Defense attorneys have contended, since the start of the case, that the blood found under Nicole Simpson's fingernails contains blood from an unknown assailant.

MAY 12 - The defense continued its cross-examination of a forensic scientist who offered powerful testimony linking O.J. Simpson to the murders of his former wife and her friend.

Defense lawyer Peter Neufeld tried to undermine the evidence on several grounds in order to bolster the defense claim that the statistics overstate the significance of the "matches" and that the samples tested were tainted.

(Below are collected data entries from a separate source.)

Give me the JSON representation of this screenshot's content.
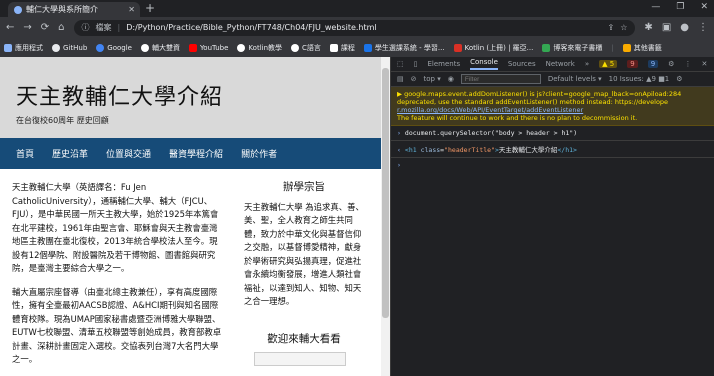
{
  "browser": {
    "tab_title": "輔仁大學與系所簡介",
    "new_tab": "+",
    "window_controls": [
      "—",
      "❐",
      "✕"
    ],
    "nav": [
      "←",
      "→",
      "⟳",
      "⌂"
    ],
    "security_label": "檔案",
    "url": "D:/Python/Practice/Bible_Python/FT748/Ch04/FJU_website.html",
    "toolbar_icons": [
      "share",
      "star",
      "extensions",
      "sidebar",
      "profile",
      "menu"
    ],
    "bookmarks": [
      {
        "label": "應用程式",
        "color": "#8ab4f8"
      },
      {
        "label": "GitHub",
        "color": "#e8eaed"
      },
      {
        "label": "Google",
        "color": "#4285f4"
      },
      {
        "label": "輔大雙資",
        "color": "#ffffff"
      },
      {
        "label": "YouTube",
        "color": "#ff0000"
      },
      {
        "label": "Kotlin教學",
        "color": "#ffffff"
      },
      {
        "label": "C語言",
        "color": "#ffffff"
      },
      {
        "label": "課程",
        "color": "#ffffff"
      },
      {
        "label": "學生選課系統 - 學習...",
        "color": "#1a73e8"
      },
      {
        "label": "Kotlin (上冊) | 羅亞...",
        "color": "#d93025"
      },
      {
        "label": "博客來電子書櫃",
        "color": "#34a853"
      }
    ],
    "bookmarks_more": "其他書籤"
  },
  "site": {
    "title": "天主教輔仁大學介紹",
    "subtitle": "在台復校60周年 歷史回顧",
    "nav": [
      "首頁",
      "歷史沿革",
      "位置與交通",
      "醫資學程介紹",
      "關於作者"
    ],
    "left_p1": "天主教輔仁大學（英語譯名：Fu Jen CatholicUniversity），通稱輔仁大學、輔大（FJCU、FJU），是中華民國一所天主教大學，始於1925年本篤會在北平建校，1961年由聖言會、耶穌會與天主教會臺灣地區主教團在臺北復校，2013年統合學校法人至今。現設有12個學院、附設醫院及若干博物館、圖書館與研究院，是臺灣主要綜合大學之一。",
    "left_p2": "輔大直屬宗座督導（由臺北總主教兼任），享有高度國際性，擁有全臺最初AACSB認證、A&HCI期刊與知名國際體育校隊。現為UMAP國家秘書處暨亞洲博雅大學聯盟、EUTW七校聯盟、清華五校聯盟等創始成員，教育部教卓計畫、深耕計畫固定入選校。交協表列台灣7大名門大學之一。",
    "right_title": "辦學宗旨",
    "right_text": "天主教輔仁大學 為追求真、善、美、聖，全人教育之師生共同體，致力於中華文化與基督信仰之交融，以基督博愛精神，獻身於學術研究與弘揚真理，促進社會永續均衡發展，增進人類社會福祉，以達到知人、知物、知天之合一理想。",
    "welcome": "歡迎來輔大看看"
  },
  "devtools": {
    "tabs": [
      "Elements",
      "Console",
      "Sources",
      "Network",
      "»"
    ],
    "active_tab": "Console",
    "warn_count": "▲ 5",
    "error_count": "9",
    "issue_count": "9",
    "context": "top ▾",
    "filter_placeholder": "Filter",
    "levels": "Default levels ▾",
    "issues": "10 Issues: ▲9 ■1",
    "warning_lines": [
      "▶ google.maps.event.addDomListener() is js?client=google_map_lback=onApiload:284",
      "deprecated, use the standard addEventListener() method instead: https://develope",
      "r.mozilla.org/docs/Web/API/EventTarget/addEventListener",
      "The feature will continue to work and there is no plan to decommission it."
    ],
    "command": "document.querySelector(\"body > header > h1\")",
    "result_tag": "h1",
    "result_attr": "class",
    "result_val": "\"headerTitle\"",
    "result_text": "天主教輔仁大學介紹",
    "result_close": "</h1>"
  }
}
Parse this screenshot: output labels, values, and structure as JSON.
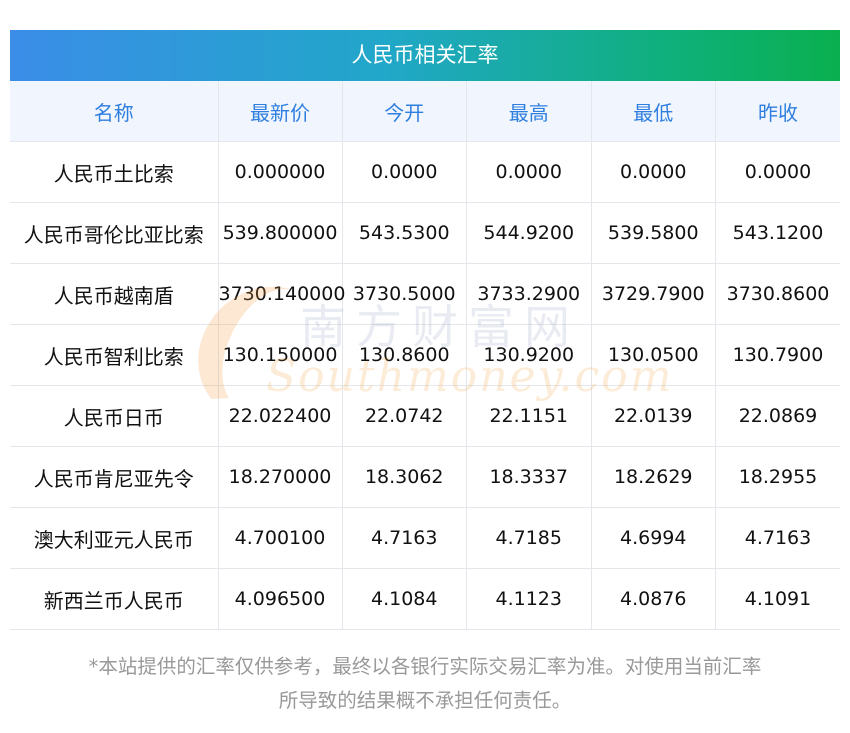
{
  "title": "人民币相关汇率",
  "columns": [
    "名称",
    "最新价",
    "今开",
    "最高",
    "最低",
    "昨收"
  ],
  "rows": [
    {
      "name": "人民币土比索",
      "latest": "0.000000",
      "open": "0.0000",
      "high": "0.0000",
      "low": "0.0000",
      "prev_close": "0.0000"
    },
    {
      "name": "人民币哥伦比亚比索",
      "latest": "539.800000",
      "open": "543.5300",
      "high": "544.9200",
      "low": "539.5800",
      "prev_close": "543.1200"
    },
    {
      "name": "人民币越南盾",
      "latest": "3730.140000",
      "open": "3730.5000",
      "high": "3733.2900",
      "low": "3729.7900",
      "prev_close": "3730.8600"
    },
    {
      "name": "人民币智利比索",
      "latest": "130.150000",
      "open": "130.8600",
      "high": "130.9200",
      "low": "130.0500",
      "prev_close": "130.7900"
    },
    {
      "name": "人民币日币",
      "latest": "22.022400",
      "open": "22.0742",
      "high": "22.1151",
      "low": "22.0139",
      "prev_close": "22.0869"
    },
    {
      "name": "人民币肯尼亚先令",
      "latest": "18.270000",
      "open": "18.3062",
      "high": "18.3337",
      "low": "18.2629",
      "prev_close": "18.2955"
    },
    {
      "name": "澳大利亚元人民币",
      "latest": "4.700100",
      "open": "4.7163",
      "high": "4.7185",
      "low": "4.6994",
      "prev_close": "4.7163"
    },
    {
      "name": "新西兰币人民币",
      "latest": "4.096500",
      "open": "4.1084",
      "high": "4.1123",
      "low": "4.0876",
      "prev_close": "4.1091"
    }
  ],
  "watermark": {
    "cn": "南方财富网",
    "en": "Southmoney.com"
  },
  "footnote": {
    "line1": "*本站提供的汇率仅供参考，最终以各银行实际交易汇率为准。对使用当前汇率",
    "line2": "所导致的结果概不承担任何责任。"
  },
  "colors": {
    "header_gradient_start": "#3b8de8",
    "header_gradient_end": "#0ab04f",
    "column_header_text": "#2f7fe0",
    "column_header_bg": "#f1f6fe",
    "footnote_text": "#999999"
  }
}
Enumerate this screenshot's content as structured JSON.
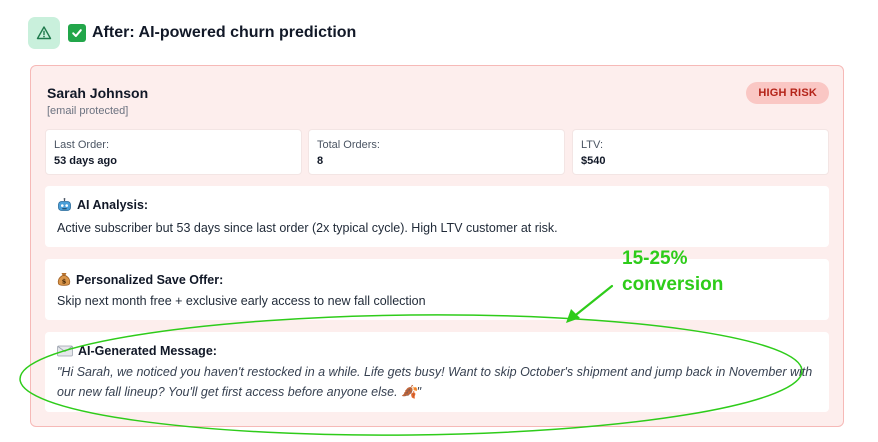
{
  "header": {
    "title": "After: AI-powered churn prediction",
    "warning_icon": "warning-triangle-icon",
    "check_icon": "check-mark-icon"
  },
  "customer": {
    "name": "Sarah Johnson",
    "email": "[email protected]",
    "risk_badge": "HIGH RISK"
  },
  "stats": [
    {
      "label": "Last Order:",
      "value": "53 days ago"
    },
    {
      "label": "Total Orders:",
      "value": "8"
    },
    {
      "label": "LTV:",
      "value": "$540"
    }
  ],
  "analysis": {
    "title": "AI Analysis:",
    "icon": "robot-icon",
    "text": "Active subscriber but 53 days since last order (2x typical cycle). High LTV customer at risk."
  },
  "offer": {
    "title": "Personalized Save Offer:",
    "icon": "money-bag-icon",
    "text": "Skip next month free + exclusive early access to new fall collection"
  },
  "message": {
    "title": "AI-Generated Message:",
    "icon": "envelope-icon",
    "text": "\"Hi Sarah, we noticed you haven't restocked in a while. Life gets busy! Want to skip October's shipment and jump back in November with our new fall lineup? You'll get first access before anyone else. 🍂\""
  },
  "annotation": {
    "line1": "15-25%",
    "line2": "conversion",
    "color": "#2ecc1a"
  },
  "colors": {
    "card_bg": "#fdeeed",
    "card_border": "#f6b9b7",
    "risk_bg": "#fac7c4",
    "risk_text": "#b42318",
    "check_green": "#22a64a",
    "warning_badge_bg": "#c9f0dc"
  }
}
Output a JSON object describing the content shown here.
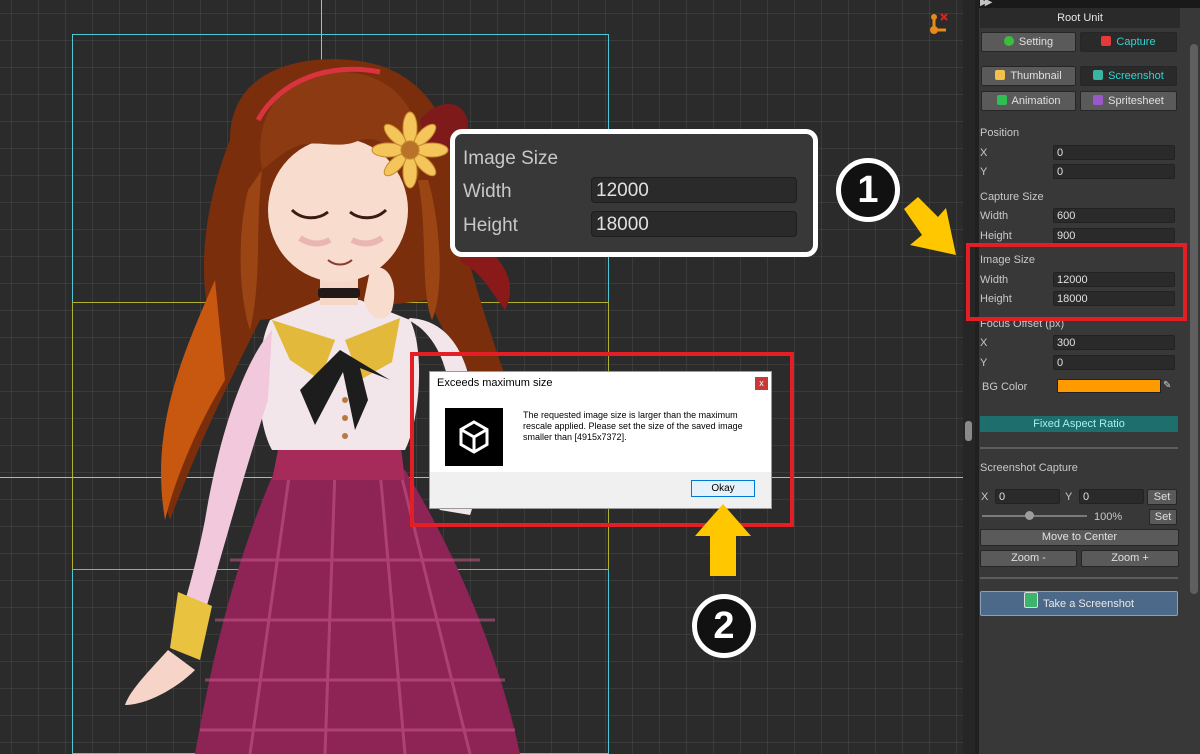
{
  "callout_zoom": {
    "title": "Image Size",
    "width_label": "Width",
    "width_value": "12000",
    "height_label": "Height",
    "height_value": "18000"
  },
  "step_badges": [
    "1",
    "2"
  ],
  "dialog": {
    "title": "Exceeds maximum size",
    "close_glyph": "x",
    "message": "The requested image size is larger than the maximum rescale applied. Please set the size of the saved image smaller than [4915x7372].",
    "ok_label": "Okay"
  },
  "panel": {
    "header_icon": "▶▶",
    "root_title": "Root Unit",
    "tabs": [
      {
        "label": "Setting",
        "icon": "settings-icon",
        "color": "#3bbf3b",
        "selected": false
      },
      {
        "label": "Capture",
        "icon": "capture-icon",
        "color": "#e43a3a",
        "selected": true
      }
    ],
    "modes": [
      {
        "label": "Thumbnail",
        "icon": "thumbnail-icon",
        "color": "#f2c14a",
        "selected": false
      },
      {
        "label": "Screenshot",
        "icon": "screenshot-icon",
        "color": "#39b5a3",
        "selected": true
      },
      {
        "label": "Animation",
        "icon": "animation-icon",
        "color": "#2fbf55",
        "selected": false
      },
      {
        "label": "Spritesheet",
        "icon": "spritesheet-icon",
        "color": "#9a58c9",
        "selected": false
      }
    ],
    "position": {
      "heading": "Position",
      "x_label": "X",
      "x_value": "0",
      "y_label": "Y",
      "y_value": "0"
    },
    "capture_size": {
      "heading": "Capture Size",
      "width_label": "Width",
      "width_value": "600",
      "height_label": "Height",
      "height_value": "900"
    },
    "image_size": {
      "heading": "Image Size",
      "width_label": "Width",
      "width_value": "12000",
      "height_label": "Height",
      "height_value": "18000"
    },
    "focus_offset": {
      "heading": "Focus Offset (px)",
      "x_label": "X",
      "x_value": "300",
      "y_label": "Y",
      "y_value": "0"
    },
    "bg_color": {
      "label": "BG Color",
      "value": "#ff9a00"
    },
    "fixed_aspect_label": "Fixed Aspect Ratio",
    "screenshot_capture": {
      "heading": "Screenshot Capture",
      "x_label": "X",
      "x_value": "0",
      "y_label": "Y",
      "y_value": "0",
      "set_label": "Set",
      "zoom_percent": "100%",
      "zoom_level": 0.45,
      "set_zoom_label": "Set",
      "move_center_label": "Move to Center",
      "zoom_out_label": "Zoom -",
      "zoom_in_label": "Zoom +"
    },
    "take_screenshot_label": "Take a Screenshot"
  },
  "colors": {
    "highlight_red": "#e41e25",
    "arrow_yellow": "#ffc700",
    "frame_cyan": "#4fc6d6",
    "guide_yellow": "#c7c72a",
    "accent_teal": "#2fd4d4"
  }
}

Neufeld continued to ask Dr. Robin Cotton, the laboratory director of Cellmark Diagnostics, if she knew whether certain scientists who disagree with DNA statistics are not accepted within the scientific community.

During the day, Neufeld tried to get Cotton to testify that police criminalists improperly collected the evidence, thereby tainting the DNA evidence. Neufeld apparently wanted to get across the idea that moisture and heat had degraded the DNA in such a way as to give wrong readings. But because Cellmark only tested the evidence after someone else collected it, Judge Lance Ito did not give Neufeld much leeway in questioning Cotton about the collection procedures. Cotton did admit that putting bloodstains in plastic bags and leaving swatches in a locked truck without air conditioning would not be her first choice of procedure. She also suggested that real harm would only be caused if the evidence was treated this way for an extended period of time.

Neufeld also raised the possibility that a bloodstain on the steering wheel of Simpson's Ford Bronco may have been left by a mystery killer. According to Cotton, the blood was a mixture of two people's DNA. Simpson and his former wife were a possible source, but one genetic marker in the blood was from an unknown source. Neufeld used this opportunity to raise the conspiracy angle by asking Cotton whether someone could have touched Simpson's blood, touched Nicole Simpson's blood and then touched the steering wheel. Judge Ito sustained a prosecution objection to the question.